In a large skillet heat the olive oil over medium heat. When heated add the bread slices. Brown on both sides, turning once for a total of about 5 minutes.
When bread has browned, place in bowls and top with grated cheese. Strain solids from the soup and pour into the bowls. Garnish with fresh chopped parsley. Serve.
This really could not have been much easier to make. I poured my broth over the cheese topped bread. I figured this would melt the cheese a little.
There were a couple of issues that came up. First when you add the bread to the skillet, side one soaks up 90 percent of the oil in the pan. This leaves no oil for toasting the second side. The recipe suggests using slightly stale bread. That may help a little with that problem.

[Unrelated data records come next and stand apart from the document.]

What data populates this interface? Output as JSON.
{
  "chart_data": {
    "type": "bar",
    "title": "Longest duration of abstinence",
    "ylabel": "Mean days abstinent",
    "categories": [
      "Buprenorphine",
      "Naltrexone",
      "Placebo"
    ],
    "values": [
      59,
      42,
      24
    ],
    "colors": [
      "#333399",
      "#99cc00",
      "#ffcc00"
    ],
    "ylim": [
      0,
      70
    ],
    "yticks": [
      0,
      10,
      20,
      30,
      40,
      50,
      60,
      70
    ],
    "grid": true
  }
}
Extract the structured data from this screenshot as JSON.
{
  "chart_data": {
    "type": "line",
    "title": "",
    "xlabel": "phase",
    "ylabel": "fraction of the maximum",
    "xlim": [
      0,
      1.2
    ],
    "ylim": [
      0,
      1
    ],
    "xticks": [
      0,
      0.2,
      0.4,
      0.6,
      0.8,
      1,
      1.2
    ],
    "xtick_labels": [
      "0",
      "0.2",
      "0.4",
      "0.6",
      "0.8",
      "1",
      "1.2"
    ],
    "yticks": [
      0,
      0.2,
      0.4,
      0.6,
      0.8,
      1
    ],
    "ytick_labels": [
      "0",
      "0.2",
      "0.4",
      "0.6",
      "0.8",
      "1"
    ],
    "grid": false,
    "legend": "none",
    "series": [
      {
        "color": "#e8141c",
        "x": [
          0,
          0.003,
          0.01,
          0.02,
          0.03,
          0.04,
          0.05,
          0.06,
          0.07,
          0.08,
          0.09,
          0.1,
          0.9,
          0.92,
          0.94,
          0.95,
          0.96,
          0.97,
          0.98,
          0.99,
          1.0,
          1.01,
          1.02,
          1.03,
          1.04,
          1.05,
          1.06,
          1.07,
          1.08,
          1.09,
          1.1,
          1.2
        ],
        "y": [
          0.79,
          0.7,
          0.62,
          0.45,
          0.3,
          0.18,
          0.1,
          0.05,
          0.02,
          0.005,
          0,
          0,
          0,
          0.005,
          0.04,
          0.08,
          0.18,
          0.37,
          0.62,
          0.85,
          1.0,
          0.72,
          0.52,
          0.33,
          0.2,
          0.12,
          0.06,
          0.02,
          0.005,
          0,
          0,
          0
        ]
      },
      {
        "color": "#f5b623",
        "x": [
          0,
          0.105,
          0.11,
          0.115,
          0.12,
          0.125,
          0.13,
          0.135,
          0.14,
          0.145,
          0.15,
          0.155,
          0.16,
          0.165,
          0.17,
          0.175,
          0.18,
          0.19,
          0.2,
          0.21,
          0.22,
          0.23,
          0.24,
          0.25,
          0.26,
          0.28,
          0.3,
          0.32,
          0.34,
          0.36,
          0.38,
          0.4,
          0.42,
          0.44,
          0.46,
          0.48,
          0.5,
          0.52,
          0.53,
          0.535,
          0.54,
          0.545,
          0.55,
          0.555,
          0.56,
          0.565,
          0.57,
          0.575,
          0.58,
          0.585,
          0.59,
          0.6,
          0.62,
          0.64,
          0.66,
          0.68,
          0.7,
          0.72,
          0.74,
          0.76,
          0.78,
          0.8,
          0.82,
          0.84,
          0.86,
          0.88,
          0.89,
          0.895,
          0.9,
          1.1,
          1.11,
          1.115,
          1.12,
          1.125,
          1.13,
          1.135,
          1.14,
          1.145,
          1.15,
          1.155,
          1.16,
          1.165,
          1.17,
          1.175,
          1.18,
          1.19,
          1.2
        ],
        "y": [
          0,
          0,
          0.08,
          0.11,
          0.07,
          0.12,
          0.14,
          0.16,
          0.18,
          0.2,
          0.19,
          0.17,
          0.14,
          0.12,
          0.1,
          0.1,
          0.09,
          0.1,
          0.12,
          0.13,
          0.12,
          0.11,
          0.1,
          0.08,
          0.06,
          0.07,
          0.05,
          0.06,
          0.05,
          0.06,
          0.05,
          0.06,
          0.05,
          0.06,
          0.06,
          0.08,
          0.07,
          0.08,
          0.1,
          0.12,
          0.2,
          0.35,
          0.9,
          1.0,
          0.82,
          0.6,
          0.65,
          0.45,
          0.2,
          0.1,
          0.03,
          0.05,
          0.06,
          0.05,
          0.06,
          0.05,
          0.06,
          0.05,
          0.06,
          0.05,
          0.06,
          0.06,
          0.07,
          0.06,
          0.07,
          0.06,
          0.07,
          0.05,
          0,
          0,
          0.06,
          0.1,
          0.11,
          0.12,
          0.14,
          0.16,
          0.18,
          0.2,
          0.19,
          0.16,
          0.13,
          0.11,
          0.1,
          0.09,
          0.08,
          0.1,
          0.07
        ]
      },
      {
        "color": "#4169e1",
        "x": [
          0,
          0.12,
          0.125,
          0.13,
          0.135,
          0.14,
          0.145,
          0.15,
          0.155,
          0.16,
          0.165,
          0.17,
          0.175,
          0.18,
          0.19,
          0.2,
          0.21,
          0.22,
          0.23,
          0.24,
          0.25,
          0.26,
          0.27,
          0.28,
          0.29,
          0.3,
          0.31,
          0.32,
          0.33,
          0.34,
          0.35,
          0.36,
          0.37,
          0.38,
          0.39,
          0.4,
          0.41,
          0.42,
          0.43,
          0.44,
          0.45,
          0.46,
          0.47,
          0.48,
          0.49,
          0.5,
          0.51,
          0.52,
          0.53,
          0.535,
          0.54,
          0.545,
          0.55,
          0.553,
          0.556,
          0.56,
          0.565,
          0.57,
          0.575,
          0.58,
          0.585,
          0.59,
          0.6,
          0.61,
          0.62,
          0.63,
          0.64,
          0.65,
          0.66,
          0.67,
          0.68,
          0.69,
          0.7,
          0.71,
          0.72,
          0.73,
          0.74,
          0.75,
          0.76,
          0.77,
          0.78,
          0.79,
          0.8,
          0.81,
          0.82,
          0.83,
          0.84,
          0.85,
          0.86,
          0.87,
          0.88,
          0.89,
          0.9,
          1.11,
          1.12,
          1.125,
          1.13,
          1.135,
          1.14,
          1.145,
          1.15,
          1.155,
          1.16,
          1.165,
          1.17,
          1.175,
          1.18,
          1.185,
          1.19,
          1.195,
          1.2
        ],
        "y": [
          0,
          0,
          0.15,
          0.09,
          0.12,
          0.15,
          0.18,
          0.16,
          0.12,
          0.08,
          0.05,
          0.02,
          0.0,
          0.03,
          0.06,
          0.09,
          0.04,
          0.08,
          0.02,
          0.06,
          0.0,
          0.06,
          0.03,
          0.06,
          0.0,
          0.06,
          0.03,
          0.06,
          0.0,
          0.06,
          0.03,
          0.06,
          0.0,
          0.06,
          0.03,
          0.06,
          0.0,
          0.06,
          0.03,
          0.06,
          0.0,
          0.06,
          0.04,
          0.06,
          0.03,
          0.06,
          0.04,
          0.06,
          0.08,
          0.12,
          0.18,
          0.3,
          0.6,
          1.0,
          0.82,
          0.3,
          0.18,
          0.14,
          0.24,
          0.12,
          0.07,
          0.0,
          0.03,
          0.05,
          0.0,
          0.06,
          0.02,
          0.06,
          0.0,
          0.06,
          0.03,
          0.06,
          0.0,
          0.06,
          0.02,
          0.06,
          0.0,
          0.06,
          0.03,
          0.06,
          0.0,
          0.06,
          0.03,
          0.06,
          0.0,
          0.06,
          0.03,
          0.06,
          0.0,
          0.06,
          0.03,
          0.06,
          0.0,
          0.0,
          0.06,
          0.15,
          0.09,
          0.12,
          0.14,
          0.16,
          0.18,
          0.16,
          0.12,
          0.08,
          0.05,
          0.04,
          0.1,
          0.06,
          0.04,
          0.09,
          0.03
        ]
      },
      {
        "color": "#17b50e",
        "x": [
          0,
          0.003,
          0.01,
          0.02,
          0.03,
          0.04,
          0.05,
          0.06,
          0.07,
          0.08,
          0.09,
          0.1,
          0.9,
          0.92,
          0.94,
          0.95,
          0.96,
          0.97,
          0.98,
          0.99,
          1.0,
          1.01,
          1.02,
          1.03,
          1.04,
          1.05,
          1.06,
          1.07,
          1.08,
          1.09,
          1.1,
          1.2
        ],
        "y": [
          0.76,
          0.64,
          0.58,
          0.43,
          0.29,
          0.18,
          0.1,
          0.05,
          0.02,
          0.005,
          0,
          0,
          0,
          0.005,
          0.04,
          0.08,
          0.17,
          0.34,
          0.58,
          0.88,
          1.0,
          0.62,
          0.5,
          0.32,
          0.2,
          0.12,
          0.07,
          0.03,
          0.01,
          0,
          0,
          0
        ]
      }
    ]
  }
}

The second is more of an observation than a problem with the recipe. When you add the broth to the bowl, the bread turns soft and broth soaked rather quickly. I liked the texture of the mushy bread. It gave the soup a little more body. If you don’t expect a crunchy crouton kind of experience, then you won’t be disappointed.
I was surprised at how much flavor this recipe actually had given the few ingredients that it contains. It really has a lot of depth to it. A pleasant surprise.
When we finished slurping, all of my tasters agreed that this would make an excellent first course for a roast chicken dinner. Nice and light, but, more than enough taste to carry the dish.
We know that the recipe turns out fine. Now, what about the app itself. Here’s how it all breaks down.
The app runs great. The search feature usually turns up a good amount of recipe options. Each of the recipes is broken down nicely into sections. An overview, ingredients list and the steps themselves. If there is a timing element (which of course there is in most recipes), then a handy link lets you use the timer in the app without setting another external one. That’s nice.
You can save your favorite recipes. I love the grocery list function. You can add in all of the ingredients for your recipe with the touch of a button. You can then sort that list by store aisle or alphabetically. I have to say that it’s surprisingly useful. I’m pretty much of a pencil and paper guy when it comes to my shopping list, but, who knows, this might change me.
The Bottom Line
How To Cook Everything, the iPhone/iPad version isn’t a substitute for Mark’s fantastic in print book. But, if you just want to whip out your phone, do a quick search and make a great meal, then this app will do that and even a little more. The app runs $4.99 which is on the high side for iPhone apps. Now, I’m not saying it’s not worth five bucks, but, a lot of folks are used to 99 cents or free. My advice to you, pony up the fin and get cooking.